In the aftermath of Brexit, I read an article by an Oxford educated Guardianista, in which he listed all of his most treasured experiences in European cities, and lamented the small minded xenophobia of the Little Englander, for being far too small minded to comprehend beauty and superiority of the continental people.

But this point of view never attempts to step into the minds of the less well off, and consider the immediacy of the circumstances that compel them to think and act within narrower parameters of consideration than a man who has enough money and stability to gain new experiences whenever he wishes to do so.

That is true for immigrants too of course, many of whom, like the man with no house, are in invariably worse positions than myself, and acting within a much narrower range of possibilities than is available to myself. There is misery in being in direct competition with people even more desperate than yourself, but I am still compelled to fight my own corner, or see even that which I have taken from me. I have only empathy for people in the same boat as myself, living under the stupefying fog of ‘I don’t know’, far more than I have for Guardian writer, and when we all wish each other good luck at the end of the interview, we mean it.
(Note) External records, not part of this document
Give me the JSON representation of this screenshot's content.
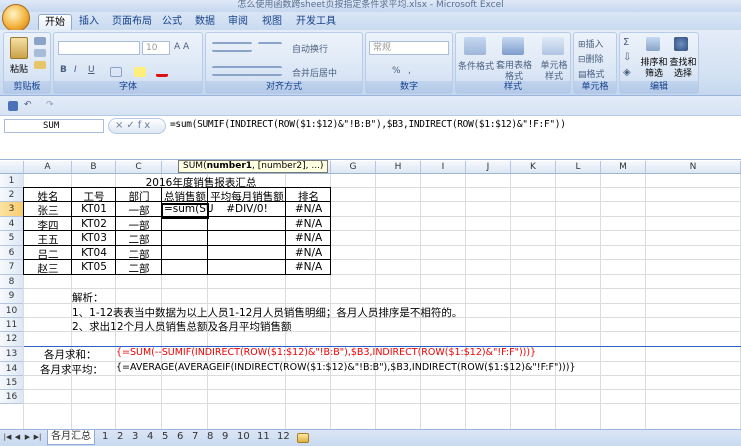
{
  "window_title": "怎么使用函数跨sheet页按指定条件求平均.xlsx - Microsoft Excel",
  "ribbon_tabs": [
    "开始",
    "插入",
    "页面布局",
    "公式",
    "数据",
    "审阅",
    "视图",
    "开发工具"
  ],
  "ribbon": {
    "clipboard": {
      "paste": "粘贴",
      "label": "剪贴板"
    },
    "font": {
      "size": "10",
      "label": "字体",
      "bold": "B",
      "italic": "I",
      "underline": "U"
    },
    "alignment": {
      "wrap": "自动换行",
      "merge": "合并后居中",
      "label": "对齐方式"
    },
    "number": {
      "format": "常规",
      "pct": "%",
      "comma": ",",
      "label": "数字"
    },
    "styles": {
      "cond": "条件格式",
      "table": "套用表格格式",
      "cell": "单元格样式",
      "label": "样式"
    },
    "cells": {
      "insert": "插入",
      "delete": "删除",
      "format": "格式",
      "label": "单元格"
    },
    "editing": {
      "sort": "排序和筛选",
      "find": "查找和选择",
      "label": "编辑"
    }
  },
  "formula_bar": {
    "name_box": "SUM",
    "fx": "×✓fx",
    "formula": "=sum(SUMIF(INDIRECT(ROW($1:$12)&\"!B:B\"),$B3,INDIRECT(ROW($1:$12)&\"!F:F\"))",
    "tooltip_func": "SUM(",
    "tooltip_arg1": "number1",
    "tooltip_rest": ", [number2], ...)"
  },
  "columns": [
    "A",
    "B",
    "C",
    "D",
    "E",
    "F",
    "G",
    "H",
    "I",
    "J",
    "K",
    "L",
    "M",
    "N"
  ],
  "rows": [
    "1",
    "2",
    "3",
    "4",
    "5",
    "6",
    "7",
    "8",
    "9",
    "10",
    "11",
    "12",
    "13",
    "14",
    "15",
    "16"
  ],
  "table": {
    "title": "2016年度销售报表汇总",
    "headers": [
      "姓名",
      "工号",
      "部门",
      "总销售额",
      "平均每月销售额",
      "排名"
    ],
    "data": [
      [
        "张三",
        "KT01",
        "一部",
        "=sum(SU",
        "#DIV/0!",
        "#N/A"
      ],
      [
        "李四",
        "KT02",
        "一部",
        "",
        "",
        "#N/A"
      ],
      [
        "王五",
        "KT03",
        "二部",
        "",
        "",
        "#N/A"
      ],
      [
        "吕二",
        "KT04",
        "二部",
        "",
        "",
        "#N/A"
      ],
      [
        "赵三",
        "KT05",
        "二部",
        "",
        "",
        "#N/A"
      ]
    ]
  },
  "notes": {
    "heading": "解析：",
    "line1": "1、1-12表表当中数据为以上人员1-12月人员销售明细；各月人员排序是不相符的。",
    "line2": "2、求出12个月人员销售总额及各月平均销售额"
  },
  "formulas": {
    "sum_label": "各月求和：",
    "sum_formula": "{=SUM(--SUMIF(INDIRECT(ROW($1:$12)&\"!B:B\"),$B3,INDIRECT(ROW($1:$12)&\"!F:F\")))}",
    "avg_label": "各月求平均：",
    "avg_formula": "{=AVERAGE(AVERAGEIF(INDIRECT(ROW($1:$12)&\"!B:B\"),$B3,INDIRECT(ROW($1:$12)&\"!F:F\")))}"
  },
  "sheet_tabs": {
    "active": "各月汇总",
    "others": [
      "1",
      "2",
      "3",
      "4",
      "5",
      "6",
      "7",
      "8",
      "9",
      "10",
      "11",
      "12"
    ]
  }
}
But how many more dances must we all perform before we have a future?

Leave a Reply

Your email address will not be published.


*


3 Comments on Immigrants; Cleaning jobs attract 50 applicants

  1. Just what advantage is gained by the British State in allowing these immigrants to remain in Britain? The unskilled homeless Nigerian should be back in Nigeria in time for tea.
    You, Ms Dearnley, need an intervention, are you living like this as some sort of research project? You need to wake up and fast, first thing is to get out of that depressed dump. You may not realize it but your human capital is depleting rapidly. It is a fact that if a person of any age goes two years unemployed they are quite likely to never work again. You need to get all the benefits you can and to hell with any misplaced pride. There must be somewhere in England where you can get employment, if not then you will have to live permanently on benefit; miserable!

  2. I don’t know if this answer in all cases, but for me, English teaching (to foreign language students) has been a blessing.

    As John Dolan wrote about himself, I’m:

    “Another unemployable fop eking out a living from the last days of an empire that’s already lost but still has some linguistic momentum, like a 19th c. French superfluous man bouncing from one tutoring job to another in provincial Russia.”

    My aunt tutored part-time in Leeds after retiring from being a headmistress, and I’ve been doing it reasonably successfully in Japan these past twenty years.

  3. Good Luck with your search,it’s tough out there. I suppose you’ve already thought of this or, may be already doing it, but volunteering helped me to get back in to the workplace.